Le Royal Opera House achevait sa saison sur des notes verdiennes. Pour faire pendant à Otello et son orage d’ouverture, Covent Garden présentait Attila en version de concert. Œuvre encore prisonnière d’une gangue belcantiste en train de céder, elle exige des voix hybrides, à la fois capables de la virtuosité du début du 19e siècle tout en sollicitant fréquemment largeur de voix, sens du phrasé et de la ligne verdienne que l’on trouvera bientôt dans les chefs-d’œuvre de la maturité.

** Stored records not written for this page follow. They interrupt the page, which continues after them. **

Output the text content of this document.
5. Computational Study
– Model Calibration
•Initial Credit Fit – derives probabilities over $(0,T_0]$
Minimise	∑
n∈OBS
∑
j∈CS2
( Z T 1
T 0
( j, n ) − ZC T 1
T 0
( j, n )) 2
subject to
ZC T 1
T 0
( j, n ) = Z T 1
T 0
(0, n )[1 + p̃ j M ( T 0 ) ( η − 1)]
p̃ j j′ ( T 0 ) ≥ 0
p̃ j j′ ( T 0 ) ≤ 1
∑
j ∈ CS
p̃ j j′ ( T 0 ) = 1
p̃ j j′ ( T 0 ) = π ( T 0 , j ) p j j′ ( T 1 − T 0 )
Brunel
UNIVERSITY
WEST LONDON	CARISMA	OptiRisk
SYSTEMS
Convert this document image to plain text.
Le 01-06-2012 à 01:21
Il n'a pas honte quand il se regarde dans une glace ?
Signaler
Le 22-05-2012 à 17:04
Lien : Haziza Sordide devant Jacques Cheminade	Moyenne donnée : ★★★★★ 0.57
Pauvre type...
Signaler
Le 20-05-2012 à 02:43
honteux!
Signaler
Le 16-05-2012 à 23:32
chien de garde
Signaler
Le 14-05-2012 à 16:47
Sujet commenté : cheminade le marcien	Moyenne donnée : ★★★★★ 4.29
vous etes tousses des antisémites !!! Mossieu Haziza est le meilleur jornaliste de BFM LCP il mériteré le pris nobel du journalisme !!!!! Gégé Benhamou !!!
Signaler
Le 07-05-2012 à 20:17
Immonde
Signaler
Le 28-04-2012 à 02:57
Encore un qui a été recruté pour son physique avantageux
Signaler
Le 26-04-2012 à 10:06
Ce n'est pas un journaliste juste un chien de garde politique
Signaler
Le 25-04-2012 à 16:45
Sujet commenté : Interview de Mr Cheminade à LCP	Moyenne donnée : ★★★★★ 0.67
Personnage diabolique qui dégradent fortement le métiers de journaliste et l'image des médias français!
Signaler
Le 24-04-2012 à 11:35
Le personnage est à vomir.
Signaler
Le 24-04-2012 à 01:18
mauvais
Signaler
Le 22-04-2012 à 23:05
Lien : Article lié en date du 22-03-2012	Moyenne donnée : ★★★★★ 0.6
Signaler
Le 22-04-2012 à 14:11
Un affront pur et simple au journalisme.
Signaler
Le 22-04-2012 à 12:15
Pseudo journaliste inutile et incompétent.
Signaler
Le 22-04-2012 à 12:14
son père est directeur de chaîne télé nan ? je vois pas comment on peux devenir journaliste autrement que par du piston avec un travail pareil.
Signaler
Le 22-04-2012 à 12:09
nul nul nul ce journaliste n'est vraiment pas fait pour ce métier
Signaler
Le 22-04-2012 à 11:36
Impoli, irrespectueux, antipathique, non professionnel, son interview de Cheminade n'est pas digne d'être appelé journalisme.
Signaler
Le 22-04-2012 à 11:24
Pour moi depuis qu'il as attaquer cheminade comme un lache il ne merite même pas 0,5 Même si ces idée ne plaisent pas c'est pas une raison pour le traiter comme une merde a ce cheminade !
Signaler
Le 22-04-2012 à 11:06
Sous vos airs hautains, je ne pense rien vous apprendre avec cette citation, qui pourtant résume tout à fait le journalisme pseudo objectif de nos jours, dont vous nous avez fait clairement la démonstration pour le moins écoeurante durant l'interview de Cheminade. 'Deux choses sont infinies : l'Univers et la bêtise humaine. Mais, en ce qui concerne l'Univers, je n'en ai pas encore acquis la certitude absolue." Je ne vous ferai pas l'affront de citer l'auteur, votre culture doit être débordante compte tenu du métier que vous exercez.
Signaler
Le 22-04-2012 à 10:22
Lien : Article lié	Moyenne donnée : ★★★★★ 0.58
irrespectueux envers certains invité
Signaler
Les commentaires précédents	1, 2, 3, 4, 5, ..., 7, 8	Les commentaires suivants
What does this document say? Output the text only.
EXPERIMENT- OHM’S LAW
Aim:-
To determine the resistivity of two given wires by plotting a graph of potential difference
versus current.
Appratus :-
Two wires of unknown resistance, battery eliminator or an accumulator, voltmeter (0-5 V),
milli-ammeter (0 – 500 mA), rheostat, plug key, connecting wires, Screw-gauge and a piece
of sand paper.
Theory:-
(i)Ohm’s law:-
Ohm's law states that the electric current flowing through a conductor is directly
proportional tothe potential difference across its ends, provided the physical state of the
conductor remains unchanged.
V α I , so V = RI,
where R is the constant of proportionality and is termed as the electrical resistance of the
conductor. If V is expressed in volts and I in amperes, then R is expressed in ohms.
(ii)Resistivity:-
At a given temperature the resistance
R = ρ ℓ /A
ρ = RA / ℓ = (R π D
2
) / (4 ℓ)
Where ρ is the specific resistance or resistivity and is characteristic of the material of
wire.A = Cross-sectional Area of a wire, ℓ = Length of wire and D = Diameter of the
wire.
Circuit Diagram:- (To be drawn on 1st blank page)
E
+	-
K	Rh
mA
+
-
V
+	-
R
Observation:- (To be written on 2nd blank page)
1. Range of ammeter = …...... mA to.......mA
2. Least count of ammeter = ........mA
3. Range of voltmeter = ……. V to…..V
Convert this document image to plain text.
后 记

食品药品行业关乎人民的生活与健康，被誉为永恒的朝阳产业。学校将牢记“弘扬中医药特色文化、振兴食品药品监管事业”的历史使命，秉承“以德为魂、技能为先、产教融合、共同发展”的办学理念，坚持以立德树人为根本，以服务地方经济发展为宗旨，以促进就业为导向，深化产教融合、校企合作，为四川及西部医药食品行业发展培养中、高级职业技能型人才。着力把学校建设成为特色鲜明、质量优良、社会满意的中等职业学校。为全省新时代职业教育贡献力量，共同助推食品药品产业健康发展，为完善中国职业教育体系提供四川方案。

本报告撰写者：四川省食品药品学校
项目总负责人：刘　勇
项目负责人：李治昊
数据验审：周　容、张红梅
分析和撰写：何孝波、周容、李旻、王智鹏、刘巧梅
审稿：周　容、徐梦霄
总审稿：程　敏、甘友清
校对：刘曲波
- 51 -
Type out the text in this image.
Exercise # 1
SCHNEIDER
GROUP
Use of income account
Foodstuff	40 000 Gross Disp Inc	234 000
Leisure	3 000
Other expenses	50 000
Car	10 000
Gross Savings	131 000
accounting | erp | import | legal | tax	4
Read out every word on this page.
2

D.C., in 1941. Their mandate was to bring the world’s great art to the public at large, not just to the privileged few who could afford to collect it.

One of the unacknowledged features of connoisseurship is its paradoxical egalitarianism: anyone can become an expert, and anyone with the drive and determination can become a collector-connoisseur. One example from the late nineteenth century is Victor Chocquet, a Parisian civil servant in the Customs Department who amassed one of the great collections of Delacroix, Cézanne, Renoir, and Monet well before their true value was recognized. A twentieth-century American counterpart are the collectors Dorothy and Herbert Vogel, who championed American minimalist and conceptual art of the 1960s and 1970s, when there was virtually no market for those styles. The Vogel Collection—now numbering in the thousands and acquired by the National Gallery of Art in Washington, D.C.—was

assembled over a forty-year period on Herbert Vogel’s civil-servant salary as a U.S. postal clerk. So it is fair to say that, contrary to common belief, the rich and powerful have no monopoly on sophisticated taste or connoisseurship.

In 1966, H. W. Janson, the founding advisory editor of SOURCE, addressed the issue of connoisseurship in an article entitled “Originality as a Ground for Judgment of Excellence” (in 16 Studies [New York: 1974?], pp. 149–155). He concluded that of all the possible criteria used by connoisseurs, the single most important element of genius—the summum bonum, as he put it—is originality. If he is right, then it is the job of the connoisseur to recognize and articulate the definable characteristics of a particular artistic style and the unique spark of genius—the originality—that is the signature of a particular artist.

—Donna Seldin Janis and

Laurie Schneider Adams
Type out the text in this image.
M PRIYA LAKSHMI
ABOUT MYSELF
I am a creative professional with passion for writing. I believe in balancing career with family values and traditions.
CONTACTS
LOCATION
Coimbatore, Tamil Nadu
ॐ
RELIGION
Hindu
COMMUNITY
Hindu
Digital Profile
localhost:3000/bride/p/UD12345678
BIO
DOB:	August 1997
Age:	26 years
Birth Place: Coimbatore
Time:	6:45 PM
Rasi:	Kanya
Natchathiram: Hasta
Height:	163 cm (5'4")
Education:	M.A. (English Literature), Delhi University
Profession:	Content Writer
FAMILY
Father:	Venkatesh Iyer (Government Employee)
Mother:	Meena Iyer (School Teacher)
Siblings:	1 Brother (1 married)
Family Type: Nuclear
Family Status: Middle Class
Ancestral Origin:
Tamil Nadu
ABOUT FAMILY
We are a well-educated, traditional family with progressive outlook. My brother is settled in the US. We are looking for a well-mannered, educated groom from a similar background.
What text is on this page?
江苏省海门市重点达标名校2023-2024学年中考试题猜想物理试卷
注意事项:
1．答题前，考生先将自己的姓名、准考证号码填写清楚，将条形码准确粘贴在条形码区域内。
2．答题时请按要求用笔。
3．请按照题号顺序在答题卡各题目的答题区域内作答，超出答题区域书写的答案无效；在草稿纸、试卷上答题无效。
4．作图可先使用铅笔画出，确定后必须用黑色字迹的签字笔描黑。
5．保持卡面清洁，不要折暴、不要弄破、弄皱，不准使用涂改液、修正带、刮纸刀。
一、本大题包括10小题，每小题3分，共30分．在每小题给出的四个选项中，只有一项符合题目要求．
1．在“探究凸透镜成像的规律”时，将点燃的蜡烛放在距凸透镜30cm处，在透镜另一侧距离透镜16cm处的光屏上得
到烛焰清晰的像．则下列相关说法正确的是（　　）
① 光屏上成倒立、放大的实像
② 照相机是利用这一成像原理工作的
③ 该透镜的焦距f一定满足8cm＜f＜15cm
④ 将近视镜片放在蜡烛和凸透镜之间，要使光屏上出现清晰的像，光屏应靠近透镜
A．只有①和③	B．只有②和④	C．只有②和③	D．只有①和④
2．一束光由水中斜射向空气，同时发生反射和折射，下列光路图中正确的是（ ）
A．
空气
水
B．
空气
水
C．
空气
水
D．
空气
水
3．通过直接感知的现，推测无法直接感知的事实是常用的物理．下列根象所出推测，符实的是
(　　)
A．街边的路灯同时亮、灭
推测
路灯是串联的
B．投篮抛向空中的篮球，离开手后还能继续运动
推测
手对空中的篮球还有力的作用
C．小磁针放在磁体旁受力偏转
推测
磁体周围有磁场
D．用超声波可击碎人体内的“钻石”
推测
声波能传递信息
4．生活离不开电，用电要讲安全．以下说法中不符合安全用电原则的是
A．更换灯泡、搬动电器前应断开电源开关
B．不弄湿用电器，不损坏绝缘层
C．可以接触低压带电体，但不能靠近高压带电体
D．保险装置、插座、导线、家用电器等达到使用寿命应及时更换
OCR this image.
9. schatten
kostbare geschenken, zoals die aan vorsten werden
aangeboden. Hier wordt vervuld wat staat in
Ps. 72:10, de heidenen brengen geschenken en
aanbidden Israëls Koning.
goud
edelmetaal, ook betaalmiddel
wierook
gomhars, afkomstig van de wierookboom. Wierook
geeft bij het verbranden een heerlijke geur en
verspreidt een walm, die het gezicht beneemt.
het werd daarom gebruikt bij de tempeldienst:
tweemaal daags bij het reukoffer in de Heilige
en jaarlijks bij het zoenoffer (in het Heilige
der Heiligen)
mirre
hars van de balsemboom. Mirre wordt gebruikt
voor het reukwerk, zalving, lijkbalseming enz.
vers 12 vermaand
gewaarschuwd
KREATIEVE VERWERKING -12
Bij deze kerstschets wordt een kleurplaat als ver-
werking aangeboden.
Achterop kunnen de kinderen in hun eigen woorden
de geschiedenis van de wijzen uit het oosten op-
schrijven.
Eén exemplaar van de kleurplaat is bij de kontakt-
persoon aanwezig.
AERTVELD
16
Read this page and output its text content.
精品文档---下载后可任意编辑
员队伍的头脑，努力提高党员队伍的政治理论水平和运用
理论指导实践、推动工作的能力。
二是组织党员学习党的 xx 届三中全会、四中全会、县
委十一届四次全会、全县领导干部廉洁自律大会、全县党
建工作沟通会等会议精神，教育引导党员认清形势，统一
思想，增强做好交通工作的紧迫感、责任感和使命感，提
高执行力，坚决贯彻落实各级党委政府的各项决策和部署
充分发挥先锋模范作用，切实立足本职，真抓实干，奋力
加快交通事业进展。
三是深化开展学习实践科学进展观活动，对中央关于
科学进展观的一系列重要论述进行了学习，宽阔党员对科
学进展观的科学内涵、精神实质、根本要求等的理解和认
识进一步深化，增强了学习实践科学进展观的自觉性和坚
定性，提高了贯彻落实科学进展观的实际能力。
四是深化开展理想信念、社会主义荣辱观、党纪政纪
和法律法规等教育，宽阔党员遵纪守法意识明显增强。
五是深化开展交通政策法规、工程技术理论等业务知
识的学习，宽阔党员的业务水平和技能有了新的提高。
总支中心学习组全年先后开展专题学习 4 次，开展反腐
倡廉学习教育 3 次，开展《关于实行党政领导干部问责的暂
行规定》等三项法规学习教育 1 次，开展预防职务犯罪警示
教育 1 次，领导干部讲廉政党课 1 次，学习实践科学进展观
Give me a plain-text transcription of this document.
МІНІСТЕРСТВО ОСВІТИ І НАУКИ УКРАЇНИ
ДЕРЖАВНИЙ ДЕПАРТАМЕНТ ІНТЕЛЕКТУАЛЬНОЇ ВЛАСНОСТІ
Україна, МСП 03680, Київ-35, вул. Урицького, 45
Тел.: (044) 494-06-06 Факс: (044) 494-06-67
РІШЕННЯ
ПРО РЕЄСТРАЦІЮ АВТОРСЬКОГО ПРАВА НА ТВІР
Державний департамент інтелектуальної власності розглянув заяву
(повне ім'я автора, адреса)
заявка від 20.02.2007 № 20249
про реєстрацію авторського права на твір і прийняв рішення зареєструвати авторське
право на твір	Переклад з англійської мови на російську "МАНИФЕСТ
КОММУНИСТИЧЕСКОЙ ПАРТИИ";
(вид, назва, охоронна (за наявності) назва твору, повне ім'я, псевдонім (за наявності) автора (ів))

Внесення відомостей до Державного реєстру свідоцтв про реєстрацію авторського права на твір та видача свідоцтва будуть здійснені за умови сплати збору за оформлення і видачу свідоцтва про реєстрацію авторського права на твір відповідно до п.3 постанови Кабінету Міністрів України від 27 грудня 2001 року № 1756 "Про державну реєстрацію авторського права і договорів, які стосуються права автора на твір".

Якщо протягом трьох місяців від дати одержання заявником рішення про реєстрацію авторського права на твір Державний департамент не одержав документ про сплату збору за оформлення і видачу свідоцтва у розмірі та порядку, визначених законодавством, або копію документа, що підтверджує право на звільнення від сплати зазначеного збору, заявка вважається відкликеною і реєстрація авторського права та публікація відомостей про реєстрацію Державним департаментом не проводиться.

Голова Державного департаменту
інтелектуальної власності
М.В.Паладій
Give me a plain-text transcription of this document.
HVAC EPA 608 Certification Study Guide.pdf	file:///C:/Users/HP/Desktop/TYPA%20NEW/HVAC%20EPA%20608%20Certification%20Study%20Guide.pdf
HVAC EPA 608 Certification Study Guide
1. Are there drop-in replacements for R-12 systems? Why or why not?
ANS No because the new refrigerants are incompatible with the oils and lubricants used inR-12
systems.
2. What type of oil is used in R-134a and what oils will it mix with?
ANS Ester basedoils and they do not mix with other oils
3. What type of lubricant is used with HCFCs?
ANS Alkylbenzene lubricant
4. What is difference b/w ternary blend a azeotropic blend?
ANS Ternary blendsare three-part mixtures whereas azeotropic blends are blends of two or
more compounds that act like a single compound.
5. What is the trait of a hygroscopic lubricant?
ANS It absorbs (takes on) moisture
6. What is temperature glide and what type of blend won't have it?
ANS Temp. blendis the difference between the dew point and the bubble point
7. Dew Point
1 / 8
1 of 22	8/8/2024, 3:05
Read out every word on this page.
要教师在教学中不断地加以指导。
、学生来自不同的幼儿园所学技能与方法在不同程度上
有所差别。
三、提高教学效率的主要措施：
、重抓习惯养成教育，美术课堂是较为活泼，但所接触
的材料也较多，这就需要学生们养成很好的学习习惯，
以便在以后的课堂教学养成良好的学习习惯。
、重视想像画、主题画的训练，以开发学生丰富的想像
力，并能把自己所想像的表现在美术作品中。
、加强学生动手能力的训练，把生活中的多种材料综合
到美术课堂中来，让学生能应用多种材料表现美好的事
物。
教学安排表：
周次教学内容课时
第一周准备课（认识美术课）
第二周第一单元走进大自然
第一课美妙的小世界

Le plateau réunit à Londres réalise la quadrature du cercle, même après le retrait de Sondra Radvanovksy (affligée par des circonstances personnelles difficiles). Le mérite premier en revient Maria-José Siri. Sa scène du prologue, pourtant crucifiante pour l’interprète, coche toute les cases : mordant des attaques, véhémence de l’expression, aigus dardés et technique belcantiste affirmée. Le soprano uruguayen affiche sa maitrise jusque dans la reprise de la cabalette, qu’elle varie élégamment et dans le style, sans extrapolation à l’aigu cependant. Dès lors, le reste du rôle ne lui pose aucune difficulté particulière et elle brosse un portrait convaincant de cette Judith romaine, déchirée entre amour et devoir. Ildar Abdrazakov se taille l’autre part du lion de la distribution et confère au chef des Huns la morgue du général grâce à son timbre sombre et son endurance, de même que la fragilité de l’homme au moyen de demi-teintes distillées avec intelligence. On retrouve Simon Keenlyside avec plaisir (Ezio), après quelques années de problème de santé. Si la voix s’est nasalisée, le chant n’a perdu aucun de ses autres atouts : phrasé, nuances et puissance vocale. Stefan Pop ferme la marche. Le rôle touche à ses limites vocales et la quinte supérieure se tend sans rompre. Enfin, Egor Zhuravskii (Uldino) et Alexander Köpeczi (Leone) complètent brillament la distribution. Le premier dispose d’un timbre clair et d’une ligne de chant juvénile pour incarner l’aide de camp quand le second s’appuie sur une voix profonde et sonore pour donner chair aux menaces du rêves d’Attila. Les chœurs de Royal Opera House exposent leur homogénéité et leur bonne préparation. Toutefois, en raison du placement en fond de conque scénique leur italien est peu intelligible.
L’ultime atout-maitre de cette version de concert se trouve sans aucun doute sur le podium. Speranza Scappucci embrasse d’un geste clair et précis la partition et son ambivalence. Elle s’autorise les rubati et accelerandi indissociables aux styles du premier Verdi, trouve les bons équilibres et les bons tempi et soigne les couleurs et interventions des pupitres. Son sens théâtral fait le reste et offre une soirée épique au public du Royal Opera House.